While these programs and initiatives have the backing of most Americans, several progressive groups and leaders are calling on Biden to do even more, noting that some of his orders need more substance to them.
Rep. Rashida Tlaib (D-Michigan) sent a tweet directly addressing the president, complimenting Biden’s initial days of issuing executive orders and thanking him for his actions but also requesting support for her legislative efforts to address drinking water.
“Can you take a look at my and [Rep. Debbie Dingell’s (D-Michigan)] Water is a Human Right Act? Access to PPE is important, but access to water is critical,” Tlaib said on January 21, after Biden had issued a number of orders addressing COVID-19.
Jonathan McNicholes, chair of Students United, a group that represents students at Minnesota’s seven state universities, also recently addressed the need for more action from Biden regarding loan forgiveness.
“It’s really impacting my generation. You’re having a bunch of 20- to 30-year-olds coming into the economy with $50,000 worth of debt. They can’t focus on buying a house. They can’t focus on making moves across the country,” McNicholes said last month.
Melanie Campbell, head of the Black Women’s Roundtable, also called on Biden (and other lawmakers) to do more to address racism in the U.S.
“We plan to engage this administration and to engage Congress,” Campbell said last week. “Black people didn’t just help the Biden-Harris ticket win for our health. I’m not waiting on announcements, I’m engaging. Maybe we’ll give them a week or two to settle in, but we are not sitting around waiting.”
Lydia Pelot-Hobbs, an assistant professor of geography and African American and Africana studies at the University of Kentucky, who focuses on mass incarceration, also took aim at Biden’s recent executive order aimed at phasing out the incarceration of federal inmates in private prisons. In an op-ed for Truthout last month, Pelot-Hobbs criticized the order for its limited impact.
“Biden’s executive order impacts a small segment of the current carceral state. His order not only applies exclusively to the federal Bureau of Prisons — which makes up slightly more than 8 percent of the current U.S. penal population — but just 9 percent of the people incarcerated under the Bureau of Prisons are held in a private prison,” Pelot-Hobbs wrote. “Rather than addressing the whole of the Bureau of Prisons under his purview, Biden’s order covers only 11 prisons, which incarcerate a total of 14,000 people.”
Biden has signed more than 40 executive orders since he was inaugurated on January 20, more than any other modern president has issued in their first days in office.

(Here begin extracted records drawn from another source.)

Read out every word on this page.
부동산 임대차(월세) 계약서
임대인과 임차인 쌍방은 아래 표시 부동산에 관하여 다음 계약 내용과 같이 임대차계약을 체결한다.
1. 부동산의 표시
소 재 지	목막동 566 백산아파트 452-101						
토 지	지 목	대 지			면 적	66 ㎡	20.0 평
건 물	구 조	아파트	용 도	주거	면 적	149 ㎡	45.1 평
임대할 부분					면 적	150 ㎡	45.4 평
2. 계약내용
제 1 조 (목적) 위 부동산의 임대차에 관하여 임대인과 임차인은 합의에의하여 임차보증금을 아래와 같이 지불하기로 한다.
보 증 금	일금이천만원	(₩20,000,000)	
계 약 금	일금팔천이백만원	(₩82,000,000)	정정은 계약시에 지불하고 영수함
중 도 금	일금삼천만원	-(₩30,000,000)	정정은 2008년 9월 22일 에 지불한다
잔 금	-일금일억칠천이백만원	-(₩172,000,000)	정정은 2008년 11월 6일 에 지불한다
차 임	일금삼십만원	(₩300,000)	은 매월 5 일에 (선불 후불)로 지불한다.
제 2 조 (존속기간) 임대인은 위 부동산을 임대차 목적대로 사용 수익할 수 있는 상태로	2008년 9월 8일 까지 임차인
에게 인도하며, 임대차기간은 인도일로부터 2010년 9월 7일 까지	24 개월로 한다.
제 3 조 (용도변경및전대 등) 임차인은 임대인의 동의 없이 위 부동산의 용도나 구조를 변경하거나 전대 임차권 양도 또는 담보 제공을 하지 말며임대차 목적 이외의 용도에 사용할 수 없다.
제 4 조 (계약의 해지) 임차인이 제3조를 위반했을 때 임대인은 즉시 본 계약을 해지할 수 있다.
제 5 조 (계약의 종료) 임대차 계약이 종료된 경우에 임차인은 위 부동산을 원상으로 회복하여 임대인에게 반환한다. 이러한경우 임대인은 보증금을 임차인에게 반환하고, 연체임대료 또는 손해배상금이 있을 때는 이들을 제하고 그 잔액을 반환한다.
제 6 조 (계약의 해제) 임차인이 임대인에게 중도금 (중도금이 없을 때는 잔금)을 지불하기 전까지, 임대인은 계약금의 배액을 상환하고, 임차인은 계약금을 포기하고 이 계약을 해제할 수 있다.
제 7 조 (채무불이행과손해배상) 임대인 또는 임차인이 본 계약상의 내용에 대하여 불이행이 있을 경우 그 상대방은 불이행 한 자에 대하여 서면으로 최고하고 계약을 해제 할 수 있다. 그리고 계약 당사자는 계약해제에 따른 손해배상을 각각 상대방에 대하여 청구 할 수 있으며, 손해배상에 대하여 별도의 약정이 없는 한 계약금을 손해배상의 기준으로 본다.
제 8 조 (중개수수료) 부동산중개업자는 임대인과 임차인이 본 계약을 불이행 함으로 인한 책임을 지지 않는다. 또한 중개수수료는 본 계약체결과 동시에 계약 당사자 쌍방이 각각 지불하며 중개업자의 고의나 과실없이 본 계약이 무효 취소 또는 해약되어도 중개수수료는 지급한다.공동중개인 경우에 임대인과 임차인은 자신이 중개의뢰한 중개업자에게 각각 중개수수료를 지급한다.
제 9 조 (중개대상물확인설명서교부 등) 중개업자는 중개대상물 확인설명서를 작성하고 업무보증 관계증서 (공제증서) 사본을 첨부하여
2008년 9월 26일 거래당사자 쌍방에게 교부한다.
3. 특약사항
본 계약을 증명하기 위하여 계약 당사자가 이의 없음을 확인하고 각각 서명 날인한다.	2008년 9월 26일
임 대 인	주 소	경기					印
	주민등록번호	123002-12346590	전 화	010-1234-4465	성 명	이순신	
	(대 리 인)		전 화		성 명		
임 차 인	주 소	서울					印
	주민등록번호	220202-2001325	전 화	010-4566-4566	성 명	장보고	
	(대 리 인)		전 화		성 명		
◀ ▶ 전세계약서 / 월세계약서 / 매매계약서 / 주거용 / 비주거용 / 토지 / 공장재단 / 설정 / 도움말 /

Press Secretary Jen Psaki last week said that the administration would make attempts at bipartisanship in the days ahead, working with both “Democrats and Republicans to get packages through to help bring relief to the American public” amid the coronavirus pandemic but also promised that the president would push ahead when necessary.
“We’re just eager to move things forward as quickly as we can,” Psaki added.
While Biden’s executive orders have shifted policy in a more positive direction compared to the previous administration, Jeff Cohen, co-founder and policy advisor for progressive organization RootsAction, told Newsweek that the new administration must take bolder action to prevent Republicans from retaking Congress in next year’s midterms.
“I’m seeing too much hesitation,” Cohen said to Newsweek. “If they don’t deliver amid these multiple crises, then Republicans will storm back into power in 2022.”